Taking in comments like, “Those two boys just shot someone’s Momma – they ain’t going to be alive come tomorrow.” and, “Shit, I saw the whole thing. If I would’ve been strapped I could have capped those two assholes easy.” the MFD fire truck comes roaring in. One guy jumps out, saunters over, looks over the situation, rests his rubber gloved hands on his hips and leans over towards the lady on the sidewalk, “Hey, that’s not too bad of a place to get shot. You’re gonna be home tonight!” INSTANTLY she starts looking better and is able to communicate with the cop about what happened. The ambulance came and took her to the hospital where they took the bullet out, and as far as I know, she got released the next morning. No word on whether the six external bank cameras got anything useful (or whether they even worked) so, rest assured, unless street justice has taken its course, the two bad guys are still out roaming free and living large.

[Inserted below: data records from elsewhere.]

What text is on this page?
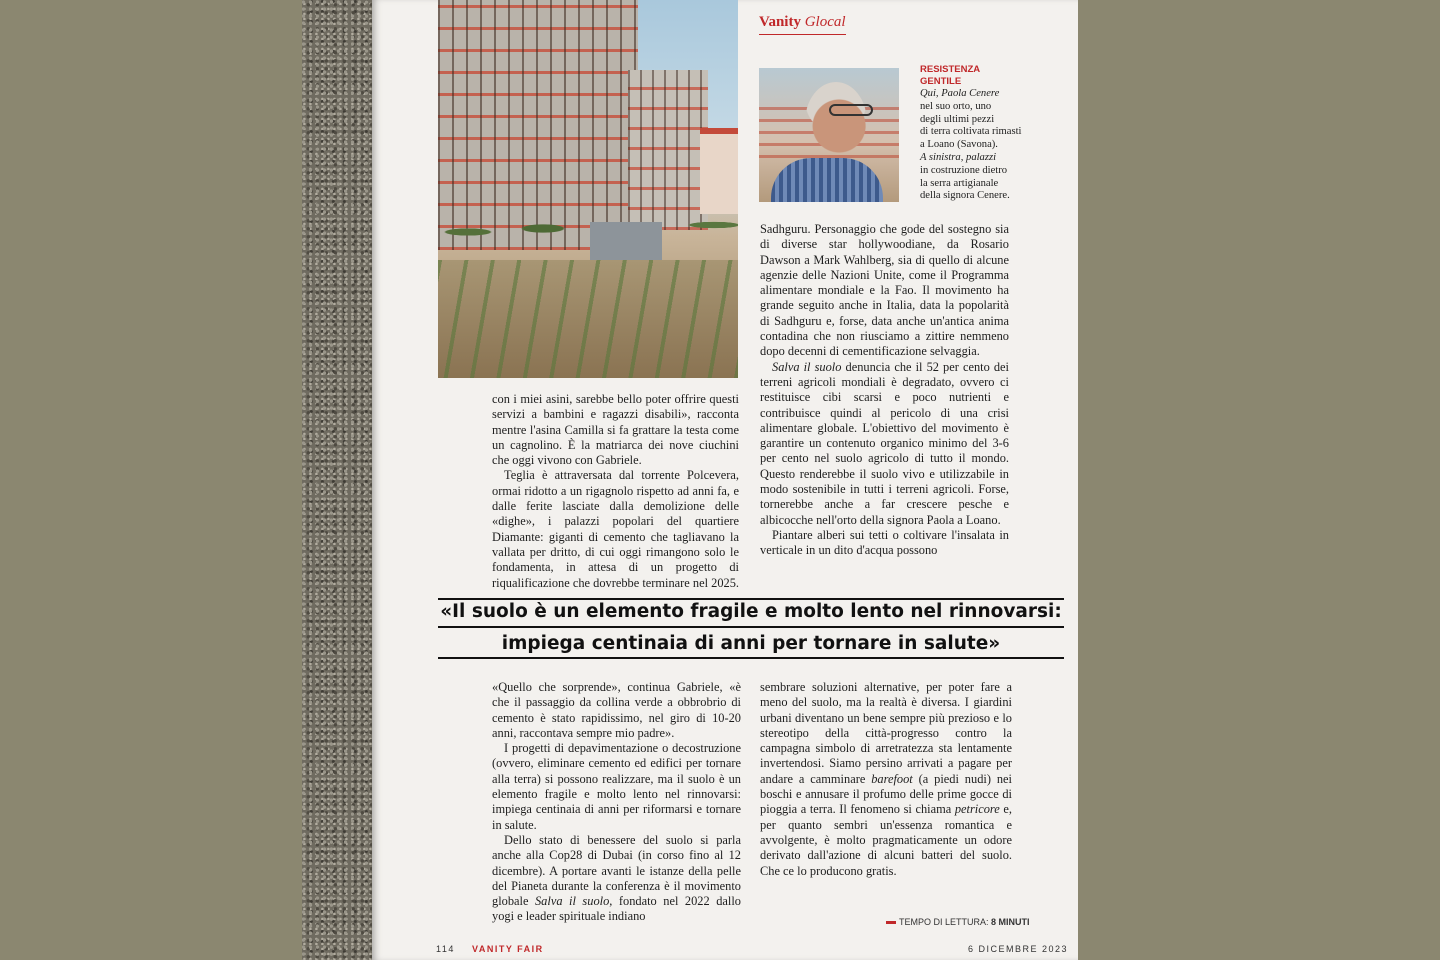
Vanity Glocal
RESISTENZA
GENTILE
Qui, Paola Cenere
nel suo orto, uno
degli ultimi pezzi
di terra coltivata rimasti
a Loano (Savona).
A sinistra, palazzi
in costruzione dietro
la serra artigianale
della signora Cenere.

con i miei asini, sarebbe bello poter offrire questi servizi a bambini e ragazzi disabili», racconta mentre l'asina Camilla si fa grattare la testa come un cagnolino. È la matriarca dei nove ciuchini che oggi vivono con Gabriele.

Teglia è attraversata dal torrente Polcevera, ormai ridotto a un rigagnolo rispetto ad anni fa, e dalle ferite lasciate dalla demolizione delle «dighe», i palazzi popolari del quartiere Diamante: giganti di cemento che tagliavano la vallata per dritto, di cui oggi rimangono solo le fondamenta, in attesa di un progetto di riqualificazione che dovrebbe terminare nel 2025.

Sadhguru. Personaggio che gode del sostegno sia di diverse star hollywoodiane, da Rosario Dawson a Mark Wahlberg, sia di quello di alcune agenzie delle Nazioni Unite, come il Programma alimentare mondiale e la Fao. Il movimento ha grande seguito anche in Italia, data la popolarità di Sadhguru e, forse, data anche un'antica anima contadina che non riusciamo a zittire nemmeno dopo decenni di cementificazione selvaggia.

Salva il suolo denuncia che il 52 per cento dei terreni agricoli mondiali è degradato, ovvero ci restituisce cibi scarsi e poco nutrienti e contribuisce quindi al pericolo di una crisi alimentare globale. L'obiettivo del movimento è garantire un contenuto organico minimo del 3-6 per cento nel suolo agricolo di tutto il mondo. Questo renderebbe il suolo vivo e utilizzabile in modo sostenibile in tutti i terreni agricoli. Forse, tornerebbe anche a far crescere pesche e albicocche nell'orto della signora Paola a Loano.

Piantare alberi sui tetti o coltivare l'insalata in verticale in un dito d'acqua possono

«Il suolo è un elemento fragile e molto lento nel rinnovarsi:
impiega centinaia di anni per tornare in salute»

«Quello che sorprende», continua Gabriele, «è che il passaggio da collina verde a obbrobrio di cemento è stato rapidissimo, nel giro di 10-20 anni, raccontava sempre mio padre».

I progetti di depavimentazione o decostruzione (ovvero, eliminare cemento ed edifici per tornare alla terra) si possono realizzare, ma il suolo è un elemento fragile e molto lento nel rinnovarsi: impiega centinaia di anni per riformarsi e tornare in salute.

Dello stato di benessere del suolo si parla anche alla Cop28 di Dubai (in corso fino al 12 dicembre). A portare avanti le istanze della pelle del Pianeta durante la conferenza è il movimento globale Salva il suolo, fondato nel 2022 dallo yogi e leader spirituale indiano

sembrare soluzioni alternative, per poter fare a meno del suolo, ma la realtà è diversa. I giardini urbani diventano un bene sempre più prezioso e lo stereotipo della città-progresso contro la campagna simbolo di arretratezza sta lentamente invertendosi. Siamo persino arrivati a pagare per andare a camminare barefoot (a piedi nudi) nei boschi e annusare il profumo delle prime gocce di pioggia a terra. Il fenomeno si chiama petricore e, per quanto sembri un'essenza romantica e avvolgente, è molto pragmaticamente un odore derivato dall'azione di alcuni batteri del suolo. Che ce lo producono gratis.

TEMPO DI LETTURA: 8 MINUTI
114 VANITY FAIR	6 DICEMBRE 2023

So then we all ambled back to class, did a lot of the nervous chatting thing (a wee bit of the logorrhea kicking in – which I thought was normal), and had some laughs because thankfully everything turned out well. Then we went right back in to the exciting lesson plan which I believe at the time was covering the different classes of fires and their appropriate extinguishers – which we all know is pretty scintillating stuff. And that’s the end of the story.